Originating in Yorkshire over a hundred years ago, the idea was developed into a specific Yorkshire Fat Rascal at Bettys Tea Shop. These are big, thick scones almost a cross between a rock cake and a scone. Each Yorkshire Fat Rascal is hand decorated with cherries and almonds to create a face on top.
York Chocolate Story
Another source of sweet treats is the York Chocolate Story. York is where some of the biggest British chocolate brands were first created back in the nineteenth century. Rowntrees and Terry’s became household names, especially the Terrys Chocolate Orange (a orange tasting chocolate ball divided into segments) and the KitKat, a crisp biscuit and chocolate confection. At the York Chocolate story, you can discover the story of chocolate making in York and even try making your own chocolate creations.
Dinner Cruise Along the River Ouse
Equally fun as part of your York Food and Drink Guide is to take an evening dining cruise along the river Ouse which passes through the center of York. The scenery is spectacular, as the route passes many historic buildings. This includes the thirteenth century Bishopthorpe Palace which is home to the Archbishop of York.
The cruise takes place on the Captain James Cook, the largest boat to sail along the river Ouse. While enjoying the three-course meal which usually includes Yorkshire specialties, you can listen to live commentary about the places you are sailing past.

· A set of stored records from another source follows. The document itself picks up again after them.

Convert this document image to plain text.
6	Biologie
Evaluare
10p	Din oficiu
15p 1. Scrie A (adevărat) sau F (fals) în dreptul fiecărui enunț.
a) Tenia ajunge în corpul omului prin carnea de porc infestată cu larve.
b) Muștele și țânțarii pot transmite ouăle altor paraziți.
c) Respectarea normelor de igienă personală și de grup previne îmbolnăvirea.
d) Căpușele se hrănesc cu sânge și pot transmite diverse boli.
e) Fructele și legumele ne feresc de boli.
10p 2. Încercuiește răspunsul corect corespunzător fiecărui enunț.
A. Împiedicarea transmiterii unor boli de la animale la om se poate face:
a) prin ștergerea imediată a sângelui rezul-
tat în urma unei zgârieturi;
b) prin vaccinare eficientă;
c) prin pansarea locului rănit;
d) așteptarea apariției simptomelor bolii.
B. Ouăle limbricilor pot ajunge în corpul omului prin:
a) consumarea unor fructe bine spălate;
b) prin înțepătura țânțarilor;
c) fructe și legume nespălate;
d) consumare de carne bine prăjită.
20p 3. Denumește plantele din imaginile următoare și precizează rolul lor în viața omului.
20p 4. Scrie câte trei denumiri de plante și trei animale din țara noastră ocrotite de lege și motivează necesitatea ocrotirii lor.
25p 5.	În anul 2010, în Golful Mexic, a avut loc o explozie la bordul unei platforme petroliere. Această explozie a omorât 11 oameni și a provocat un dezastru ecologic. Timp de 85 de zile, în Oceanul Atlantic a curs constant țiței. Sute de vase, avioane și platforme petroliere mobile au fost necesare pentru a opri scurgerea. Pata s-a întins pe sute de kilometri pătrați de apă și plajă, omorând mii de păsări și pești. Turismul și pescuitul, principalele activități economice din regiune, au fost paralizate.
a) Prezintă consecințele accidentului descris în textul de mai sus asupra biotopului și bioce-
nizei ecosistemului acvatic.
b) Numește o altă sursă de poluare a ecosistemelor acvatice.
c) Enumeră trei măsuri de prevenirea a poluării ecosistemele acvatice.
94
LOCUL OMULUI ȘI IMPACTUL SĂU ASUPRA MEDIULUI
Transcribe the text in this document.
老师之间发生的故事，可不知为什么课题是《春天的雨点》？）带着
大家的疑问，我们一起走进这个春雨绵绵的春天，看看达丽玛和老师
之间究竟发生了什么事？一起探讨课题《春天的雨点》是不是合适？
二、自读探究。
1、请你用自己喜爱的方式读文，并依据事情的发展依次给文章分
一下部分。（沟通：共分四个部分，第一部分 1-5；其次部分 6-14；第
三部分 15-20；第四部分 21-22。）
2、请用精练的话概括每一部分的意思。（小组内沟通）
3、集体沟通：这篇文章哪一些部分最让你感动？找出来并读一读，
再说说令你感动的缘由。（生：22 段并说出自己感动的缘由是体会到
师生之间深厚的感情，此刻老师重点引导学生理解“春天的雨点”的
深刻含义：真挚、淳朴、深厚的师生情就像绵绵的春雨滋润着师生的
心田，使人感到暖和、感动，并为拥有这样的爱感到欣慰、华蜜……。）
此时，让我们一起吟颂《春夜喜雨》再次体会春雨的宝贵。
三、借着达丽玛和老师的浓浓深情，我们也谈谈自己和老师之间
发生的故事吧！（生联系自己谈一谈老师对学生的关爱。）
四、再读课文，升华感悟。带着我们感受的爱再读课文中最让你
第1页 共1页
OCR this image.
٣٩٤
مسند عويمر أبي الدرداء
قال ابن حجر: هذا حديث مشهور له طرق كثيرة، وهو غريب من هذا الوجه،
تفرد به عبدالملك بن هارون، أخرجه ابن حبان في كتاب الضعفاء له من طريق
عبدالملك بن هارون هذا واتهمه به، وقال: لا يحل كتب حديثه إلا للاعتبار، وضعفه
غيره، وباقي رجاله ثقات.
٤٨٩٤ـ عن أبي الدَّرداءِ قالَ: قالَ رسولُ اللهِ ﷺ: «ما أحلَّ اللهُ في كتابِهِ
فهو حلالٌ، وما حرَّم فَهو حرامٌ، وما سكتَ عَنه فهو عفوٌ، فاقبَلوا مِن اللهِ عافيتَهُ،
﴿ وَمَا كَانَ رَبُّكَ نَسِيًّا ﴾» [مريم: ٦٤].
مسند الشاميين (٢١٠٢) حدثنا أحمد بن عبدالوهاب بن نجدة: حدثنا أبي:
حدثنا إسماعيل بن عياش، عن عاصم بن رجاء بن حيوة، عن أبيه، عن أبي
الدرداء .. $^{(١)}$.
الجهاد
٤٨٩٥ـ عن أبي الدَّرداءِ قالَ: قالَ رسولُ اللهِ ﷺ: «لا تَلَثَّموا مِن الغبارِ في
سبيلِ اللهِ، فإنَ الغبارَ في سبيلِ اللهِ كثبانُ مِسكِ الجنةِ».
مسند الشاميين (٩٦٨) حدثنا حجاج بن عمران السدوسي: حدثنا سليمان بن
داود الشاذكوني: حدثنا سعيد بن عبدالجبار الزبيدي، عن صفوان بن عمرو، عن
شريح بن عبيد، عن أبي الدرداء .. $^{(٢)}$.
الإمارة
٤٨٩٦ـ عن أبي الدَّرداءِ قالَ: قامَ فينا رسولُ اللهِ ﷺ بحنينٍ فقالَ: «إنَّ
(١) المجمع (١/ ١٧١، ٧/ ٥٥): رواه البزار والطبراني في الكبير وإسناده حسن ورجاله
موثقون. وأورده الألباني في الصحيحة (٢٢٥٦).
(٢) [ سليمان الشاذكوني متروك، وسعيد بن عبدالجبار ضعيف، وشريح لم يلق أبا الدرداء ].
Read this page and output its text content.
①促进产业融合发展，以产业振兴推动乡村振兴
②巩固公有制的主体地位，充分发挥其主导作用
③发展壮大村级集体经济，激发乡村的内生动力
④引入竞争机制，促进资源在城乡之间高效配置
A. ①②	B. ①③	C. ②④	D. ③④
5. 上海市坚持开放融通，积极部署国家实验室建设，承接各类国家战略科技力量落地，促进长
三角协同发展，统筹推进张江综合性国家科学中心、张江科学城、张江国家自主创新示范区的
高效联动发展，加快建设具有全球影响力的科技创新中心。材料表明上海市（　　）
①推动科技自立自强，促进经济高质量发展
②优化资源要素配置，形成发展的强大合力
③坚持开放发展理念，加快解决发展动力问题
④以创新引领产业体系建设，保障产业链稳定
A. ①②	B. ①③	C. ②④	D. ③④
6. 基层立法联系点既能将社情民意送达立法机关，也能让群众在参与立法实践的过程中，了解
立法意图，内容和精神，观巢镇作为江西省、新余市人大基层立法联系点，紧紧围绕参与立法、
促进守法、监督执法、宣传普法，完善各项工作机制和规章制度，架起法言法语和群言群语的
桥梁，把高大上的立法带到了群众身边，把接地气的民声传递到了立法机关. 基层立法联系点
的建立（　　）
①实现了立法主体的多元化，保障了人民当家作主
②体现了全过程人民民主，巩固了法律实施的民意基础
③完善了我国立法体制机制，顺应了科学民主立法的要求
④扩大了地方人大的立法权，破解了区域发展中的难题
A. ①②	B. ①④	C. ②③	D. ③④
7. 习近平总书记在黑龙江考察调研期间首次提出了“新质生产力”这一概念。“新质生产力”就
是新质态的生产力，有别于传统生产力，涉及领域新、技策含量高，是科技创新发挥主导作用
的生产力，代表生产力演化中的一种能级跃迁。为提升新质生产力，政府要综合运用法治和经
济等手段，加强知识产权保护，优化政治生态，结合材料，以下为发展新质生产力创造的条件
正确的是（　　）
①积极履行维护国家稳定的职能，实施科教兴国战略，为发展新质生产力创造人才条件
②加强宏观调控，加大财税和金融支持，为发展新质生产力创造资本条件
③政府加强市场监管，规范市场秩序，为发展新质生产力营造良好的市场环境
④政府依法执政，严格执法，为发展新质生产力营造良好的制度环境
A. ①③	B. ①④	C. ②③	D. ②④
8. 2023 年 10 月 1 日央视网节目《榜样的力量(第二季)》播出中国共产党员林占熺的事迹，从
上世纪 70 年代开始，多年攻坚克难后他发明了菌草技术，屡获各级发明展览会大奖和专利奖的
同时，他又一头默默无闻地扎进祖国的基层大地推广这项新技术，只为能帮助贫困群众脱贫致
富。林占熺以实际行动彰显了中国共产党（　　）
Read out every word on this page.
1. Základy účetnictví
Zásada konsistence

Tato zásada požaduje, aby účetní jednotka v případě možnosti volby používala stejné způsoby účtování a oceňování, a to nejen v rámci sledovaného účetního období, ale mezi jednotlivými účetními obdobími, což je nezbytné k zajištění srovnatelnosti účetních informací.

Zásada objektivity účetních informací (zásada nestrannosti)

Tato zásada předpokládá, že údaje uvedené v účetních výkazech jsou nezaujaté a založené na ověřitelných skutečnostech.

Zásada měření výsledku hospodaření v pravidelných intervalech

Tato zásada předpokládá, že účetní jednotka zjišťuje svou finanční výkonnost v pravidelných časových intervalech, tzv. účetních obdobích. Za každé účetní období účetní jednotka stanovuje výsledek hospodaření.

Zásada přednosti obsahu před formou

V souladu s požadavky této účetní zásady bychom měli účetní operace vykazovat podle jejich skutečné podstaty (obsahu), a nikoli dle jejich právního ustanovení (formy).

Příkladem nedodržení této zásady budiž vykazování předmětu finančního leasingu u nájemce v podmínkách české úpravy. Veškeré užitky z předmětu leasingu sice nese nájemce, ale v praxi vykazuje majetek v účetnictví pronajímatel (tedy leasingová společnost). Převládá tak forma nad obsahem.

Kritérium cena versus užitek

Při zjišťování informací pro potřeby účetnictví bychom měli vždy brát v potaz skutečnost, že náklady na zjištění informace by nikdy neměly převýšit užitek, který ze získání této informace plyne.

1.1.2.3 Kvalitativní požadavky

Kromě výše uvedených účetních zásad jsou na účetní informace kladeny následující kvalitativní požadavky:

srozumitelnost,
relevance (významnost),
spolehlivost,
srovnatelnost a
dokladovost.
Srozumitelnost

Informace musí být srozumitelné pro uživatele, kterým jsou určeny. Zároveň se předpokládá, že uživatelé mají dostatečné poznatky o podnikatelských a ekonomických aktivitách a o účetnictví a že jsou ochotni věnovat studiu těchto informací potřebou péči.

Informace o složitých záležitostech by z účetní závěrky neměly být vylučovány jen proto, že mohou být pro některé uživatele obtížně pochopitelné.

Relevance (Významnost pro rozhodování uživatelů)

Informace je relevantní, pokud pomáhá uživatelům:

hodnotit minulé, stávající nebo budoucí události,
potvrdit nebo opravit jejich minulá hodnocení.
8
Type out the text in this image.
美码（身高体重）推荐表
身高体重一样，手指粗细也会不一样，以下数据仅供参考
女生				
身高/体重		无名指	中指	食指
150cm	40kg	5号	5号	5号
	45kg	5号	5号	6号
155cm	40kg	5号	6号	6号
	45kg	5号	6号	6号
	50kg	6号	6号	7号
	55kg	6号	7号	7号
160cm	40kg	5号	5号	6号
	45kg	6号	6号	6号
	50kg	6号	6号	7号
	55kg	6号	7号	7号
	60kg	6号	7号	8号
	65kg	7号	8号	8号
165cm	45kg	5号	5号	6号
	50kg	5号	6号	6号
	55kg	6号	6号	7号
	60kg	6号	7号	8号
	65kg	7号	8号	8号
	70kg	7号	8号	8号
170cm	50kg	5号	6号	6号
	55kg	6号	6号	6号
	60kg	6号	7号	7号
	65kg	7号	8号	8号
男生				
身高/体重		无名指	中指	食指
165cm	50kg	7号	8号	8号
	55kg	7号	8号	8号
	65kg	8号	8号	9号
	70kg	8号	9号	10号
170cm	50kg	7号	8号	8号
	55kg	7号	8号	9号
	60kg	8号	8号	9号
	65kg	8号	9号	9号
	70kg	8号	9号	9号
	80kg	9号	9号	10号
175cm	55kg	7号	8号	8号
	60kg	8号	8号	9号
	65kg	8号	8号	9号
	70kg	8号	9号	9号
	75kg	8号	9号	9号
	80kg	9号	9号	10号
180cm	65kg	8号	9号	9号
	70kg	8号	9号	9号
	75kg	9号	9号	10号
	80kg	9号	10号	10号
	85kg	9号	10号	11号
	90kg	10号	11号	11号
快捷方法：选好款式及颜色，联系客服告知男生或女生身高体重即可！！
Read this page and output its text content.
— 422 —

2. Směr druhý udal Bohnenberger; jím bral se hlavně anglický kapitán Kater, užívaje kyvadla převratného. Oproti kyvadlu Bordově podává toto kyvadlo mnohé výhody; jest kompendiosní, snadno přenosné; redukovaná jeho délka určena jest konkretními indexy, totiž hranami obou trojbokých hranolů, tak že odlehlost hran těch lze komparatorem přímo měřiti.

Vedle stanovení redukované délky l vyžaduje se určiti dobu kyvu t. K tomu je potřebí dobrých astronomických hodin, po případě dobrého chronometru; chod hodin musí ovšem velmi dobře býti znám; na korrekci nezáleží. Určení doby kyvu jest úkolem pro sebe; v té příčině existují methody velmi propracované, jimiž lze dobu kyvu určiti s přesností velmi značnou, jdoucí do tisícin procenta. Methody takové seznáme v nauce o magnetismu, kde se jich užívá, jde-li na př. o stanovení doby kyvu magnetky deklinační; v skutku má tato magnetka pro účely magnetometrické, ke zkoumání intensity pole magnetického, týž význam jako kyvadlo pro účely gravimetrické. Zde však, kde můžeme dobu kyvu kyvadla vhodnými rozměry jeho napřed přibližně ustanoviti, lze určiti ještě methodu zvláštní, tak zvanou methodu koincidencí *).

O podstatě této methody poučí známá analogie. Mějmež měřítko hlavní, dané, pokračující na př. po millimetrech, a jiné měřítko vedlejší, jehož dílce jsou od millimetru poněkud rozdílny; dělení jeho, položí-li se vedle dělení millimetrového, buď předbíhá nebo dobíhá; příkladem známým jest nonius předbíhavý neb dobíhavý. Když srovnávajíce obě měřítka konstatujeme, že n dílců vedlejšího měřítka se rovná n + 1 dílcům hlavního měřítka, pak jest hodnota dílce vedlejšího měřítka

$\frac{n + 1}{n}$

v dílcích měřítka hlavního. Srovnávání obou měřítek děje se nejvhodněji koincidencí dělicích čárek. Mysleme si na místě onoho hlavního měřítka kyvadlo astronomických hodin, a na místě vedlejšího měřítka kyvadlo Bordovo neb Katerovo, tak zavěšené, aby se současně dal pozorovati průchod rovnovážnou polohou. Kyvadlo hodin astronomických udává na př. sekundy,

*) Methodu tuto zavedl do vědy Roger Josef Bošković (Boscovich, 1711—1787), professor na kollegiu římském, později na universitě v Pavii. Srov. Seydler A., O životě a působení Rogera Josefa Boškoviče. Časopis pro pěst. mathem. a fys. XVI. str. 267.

Explore Your Inner Viking in York
For a very different dining experience as part of your York food and drink guide, why not explore your inner Viking? Try your hand at axe throwing at The Hilt, and find out how often you can hit the target. These are real, sharp axes and it does take some skill to make an impact. Afterwards, head over to the nearby Valhalla for ale, mead, meat, cheese and fish (plus some tasty cakes) while listening to rock music.
As befits a city with a Viking heritage, good ale has always been important. There are numerous ale trails which can be followed around the city. These trails provide an opportunity to try out a variety of pubs and local ales. Be warned – many of the ales can be quite strong and is always served with a foamy creamy head at least a couple of inches thick.
Good pubs to try include the Blue Bell in Fossgate, which has an original nineteenth century interior. The pub is very compact and covers several small wood paneled rooms. The Blue Bell also always offers around seven different local beers from the hand pumps on the bar.
For a very atmospheric experience try the Snickleways Pub Crawl created by Within the Walls, established in 2012. Snickleways are a York tradition described as ‘a narrow place to walk along’ and involve pubs with names like Hole in the Wall, The Kings Årms, Golden Fleece, and the Fossgate Tap.
For those with wanting a more ghoulish experience, try the Haunted York Pub Crawl. This is the city of over a thousand ghosts. Some of these ghosts may be encountered in pubs like The Snickleway Inn, the Old White Swan or the Golden Swan.
Each route involves around 8 different pubs within easy walking distance. There would be plenty of time to appreciate the variety of beers and the drinking experience making a visit to York extremely memorable.